What is the story about?
Ranvir Khetan, the wayward son of a rich businessman in Manali and the heir to a fortune of Rs 100 crores, lands in hot water when Inspector Rathod comes to arrest him on the charge of murdering his ex-wife Jahnvi. In Mumbai, lovers and accomplices Shamoli and Mahi accidentally overhear a conversation between Ranvir and gangster Lyndoh. They decide to blackmail Ranvir for money. But one thing leads to another, and various people start getting mysteriously murdered. Who is the killer?
A man has sex with a random girl on the day of his engagement with another woman. A woman gets a round of cunnilingus while driving a car through Manali. A key character, who is supposed to be a lesbian, turns out to be bisexual. And at one point, in order to charm a lesbian, a foreigner mutters, "Don't worry, baby. I'll make you straight."
These are just some of the random scenes taking place in Girgit, a crime caper set predominantly in Manali. By now, it is highly imperative for an AltBalaji show to carry a sufficient amount of sex in order to "pad up" its story, but a substantial part of the seven-episode series goes in diving into these hijinks. It's actually the first time where the sex scenes serve as a major distraction in the story, because the story, by itself, is pretty engaging, and the characters revel in various shades of grey. I have to admit I did not see one particular twist coming, and therefore Mukul Srivastava's screenplay shines best when the camera isn't on people screwing each other. Sumrit Shahi's dialogues are also on point. I laughed when a character said a line that if female-bashing was what he wanted to hear, he could have seen a Kartik Aaryan monologue from the Punchnama films. If the sex-scenes were carved out, Girgit would actually be a solid four or five episodes. At best, they make a promising show just average.

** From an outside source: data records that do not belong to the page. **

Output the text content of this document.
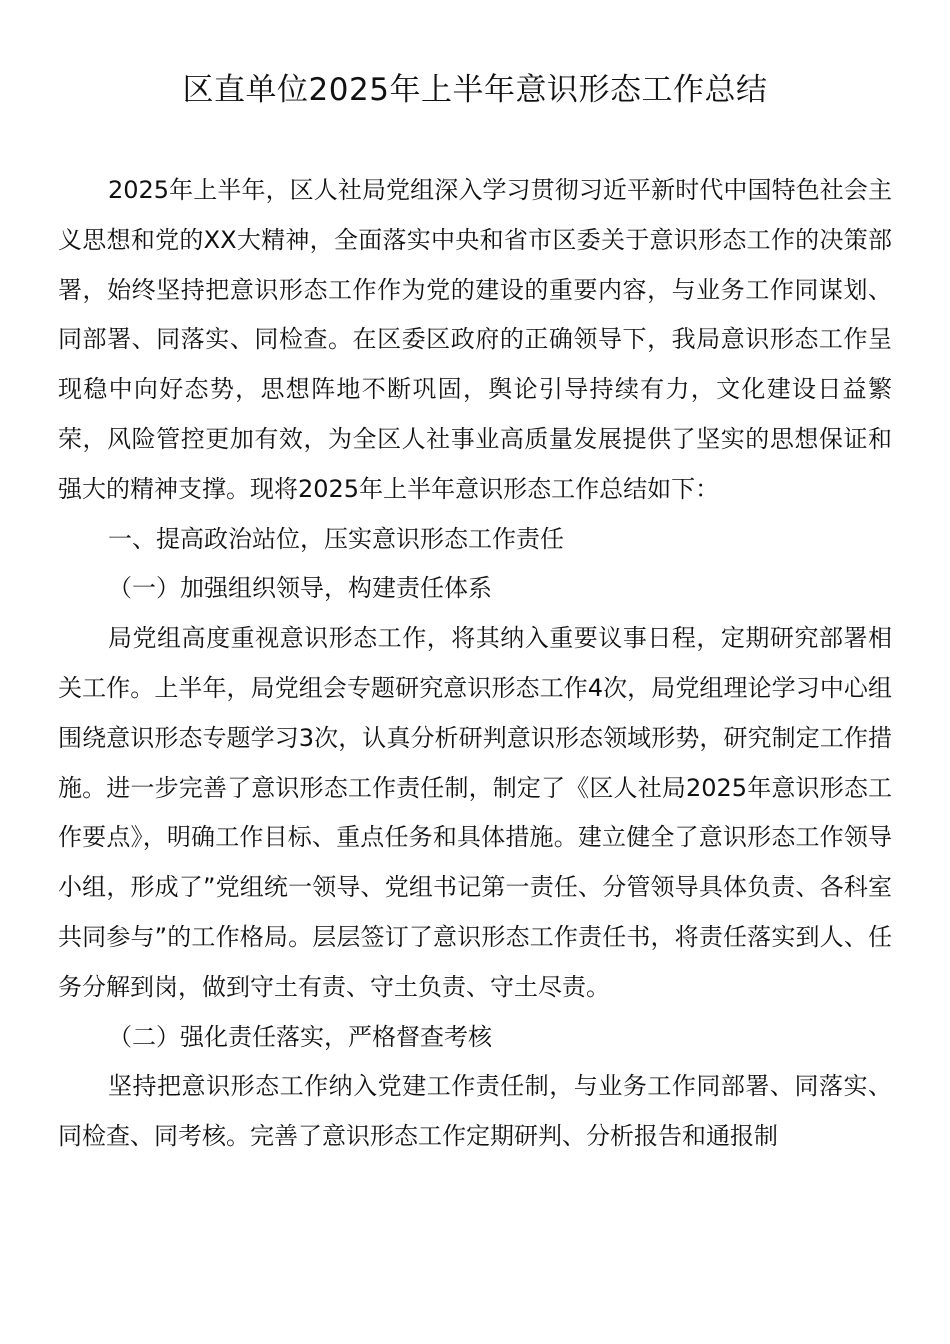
区直单位2025年上半年意识形态工作总结

2025年上半年，区人社局党组深入学习贯彻习近平新时代中国特色社会主义思想和党的XX大精神，全面落实中央和省市区委关于意识形态工作的决策部署，始终坚持把意识形态工作作为党的建设的重要内容，与业务工作同谋划、同部署、同落实、同检查。在区委区政府的正确领导下，我局意识形态工作呈现稳中向好态势，思想阵地不断巩固，舆论引导持续有力，文化建设日益繁荣，风险管控更加有效，为全区人社事业高质量发展提供了坚实的思想保证和强大的精神支撑。现将2025年上半年意识形态工作总结如下：

一、提高政治站位，压实意识形态工作责任

（一）加强组织领导，构建责任体系

局党组高度重视意识形态工作，将其纳入重要议事日程，定期研究部署相关工作。上半年，局党组会专题研究意识形态工作4次，局党组理论学习中心组围绕意识形态专题学习3次，认真分析研判意识形态领域形势，研究制定工作措施。进一步完善了意识形态工作责任制，制定了《区人社局2025年意识形态工作要点》，明确工作目标、重点任务和具体措施。建立健全了意识形态工作领导小组，形成了”党组统一领导、党组书记第一责任、分管领导具体负责、各科室共同参与”的工作格局。层层签订了意识形态工作责任书，将责任落实到人、任务分解到岗，做到守土有责、守土负责、守土尽责。

（二）强化责任落实，严格督查考核

坚持把意识形态工作纳入党建工作责任制，与业务工作同部署、同落实、同检查、同考核。完善了意识形态工作定期研判、分析报告和通报制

Honestly, Nakul Roshan Sahdev is too dour as Ranvir. Though he is supposed to be a Casanova who is practically drunk all the time, his performance is lifeless. The real scene-stealers, however, are Taniya Kalrra as Shamoli and Trupti Khamkar as Mahi. Shamoli is a mistress of manipulation, and Kalrra pins the role down to a T, while Khamkar leaves you guessing whether Mahi is as innocent as she looks or not. Samar Vermani is all right as Inspector Rathod, and Shawar Ali has a scenery-chewing turn as Lyndoh. Ashmita Jaggi is okay as Avantika, Ranvir's new fiancee.
Music & Other Departments
Shelly Sharma's cinematography captures the beauty of Manali very well, though the lensing of the Mumbai segment doesn't feel grungy enough. Shlok Bhandari's editing is crisp. Bharatt-Saurabh's background score goes with the vibe of the show, though they do unceremoniously lift the Instagram-popular remix of Paul Anka's Put Your Hands on My Shoulder in a couple of instances.
Taniya Kalrra as Shamoli
Trupti Khamkar as Mahi
The engaging screenplay in the second half
The sex scenes are a big turn-off.
Did I enjoy it?
Some of the twists are engaging to watch.
Do I recommend it?
You can watch this if edgy thrillers with loads of sex are your thing.